Par Le Monde
Christophe Châtelot, journaliste au quotidien français Le Monde, est le premier à s’être procuré un rapport encore confidentiel des Nations unies qui fait couler beaucoup d’encre. Ce rapport évoque la probabilité d’un génocide en RDC suite aux multiples massacres lors des conflits entre 1993 et 2003. Châtelot explique pourquoi il a exploité la "fuite" de ce rapport.
"On sait qu’il y a d’énormes pressions et un énorme lobbying exercés par le Rwanda pour tenter d’enterrer ce dossier. C’est un dossier qui les dérange profondément", dit Châtelot. Selon lui, il y avait un risque. Il y a eu par le passé d’autres rapports sur les mêmes événements qui ont été enterrés. "La nécessité s’imposait de porter rapidement à la connaissance du public ce dossier pour forcer un petit peu aussi cette publication".
Les Nations unies prises de vitesse
Selon Christophe Châtelot, il n’y a pas de circonspection de la part des Nations unies sur les pressions exercées par le Rwanda. « Le tête-à-tête qu’il y a eu entre Paul Kagamé et le secrétaire général de l’ONU en marge du sommet de Madrid sur les points les plus sensibles figure dans la version draft que l’ONU fait discrètement circuler en ce moment : le rôle de l’armée patriotique (FPR, ndlr) dans les crimes commis contre les Hutus réfugiés en RDC entre 1996 et 1998, et la qualification de ces crimes à savoir crimes contre l’humanité, crimes de guerre voire génocide".
Ce document est une base pour lutter contre l’impunité, affirme le journaliste : "C’est un document qui fera date. C’est une grande avancée, cette compilation des rapports faits sur toute la période des massacres au Congo entre 1993 et 2003".

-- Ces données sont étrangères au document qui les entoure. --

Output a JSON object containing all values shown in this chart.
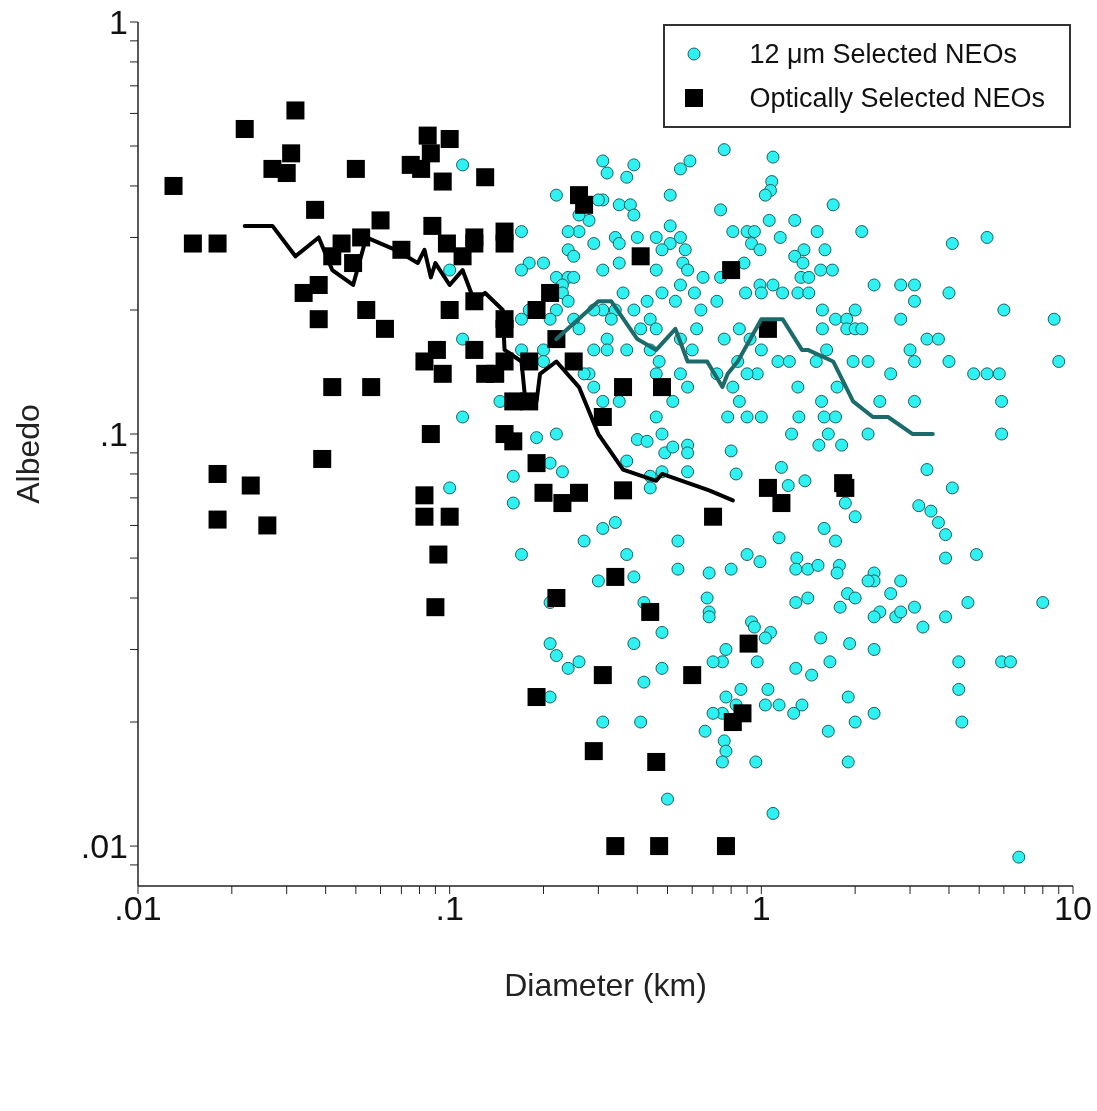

Imaginer un tribunal pour la RDC
"Je pense qu’il y a beaucoup d’incertitudes concernant la mise sur pied d’un tribunal, on ne peut pas répondre aujourd’hui par l’affirmatif. Ça dépendra de la détermination de la communauté internationale, de l’ONU, des autorités congolaises qui théoriquement sont habilitées à juger y compris les auteurs internationaux des crimes commis sur leurs territoires".
Le problème financier se pose, selon Christophe Châtelot. Il pourrait bien y avoir un tribunal pénal comme pour la Sierra Leone ou un tribunal ad hoc. "Depuis la création de la Cour pénale internationale, les Nations unies ne sont pas favorables à ce genre de solutions. Ce sont des institutions très lourdes qui coûtent très cher à l’ONU. Mais en tout état de cause, il y a des faits extrêmement graves exposés dans ce rapport qui finira par sortir dans le courant du mois de septembre. Il est à souhaiter que les grands principes de justice en terme de droit humanitaire ne soient pas foulés au pied par un simple chantage".
Combattre l’impunité
Kris Berwouts, spécialiste belge de l’Afrique centrale, se montre nuancé quant à l’idée d’un éventuel tribunal pénal pour la RDC : "La question si oui ou non il s’agit d’un génocide est très sensible. On a vu la position très crispée du gouvernement rwandais. Personnellement, je pense que c’est vraiment important de capitaliser le travail des experts et d’objectiver le débat. Les conclusions du rapport méritent vraiment un suivi par la justice internationale".
Les autorités rwandaises se plaignent de ne pas avoir été consultées par l’équipe du mapping - nom qui caractérise ce projet du Haut commissariat des droits de l’homme. Christophe Châtelot répond :
"Mais ils ne sont pas allés enquêter en Angola, au Tchad, au Soudan ou en Ouganda. Autant de pays qui ont été impliqués dans les conflits congolais pendant toutes ces décennies. Leur travail est un travail de terrain, et c’est un travail de compilation. Il ne s’agissait pas d’obtenir des témoignages du côté des officiers et des officiels rwandais. Ça ne faisait pas partie du mandat de la mission. Ils ont fait là un inventaire et documenté un certain nombre de massacres sur place en RDC".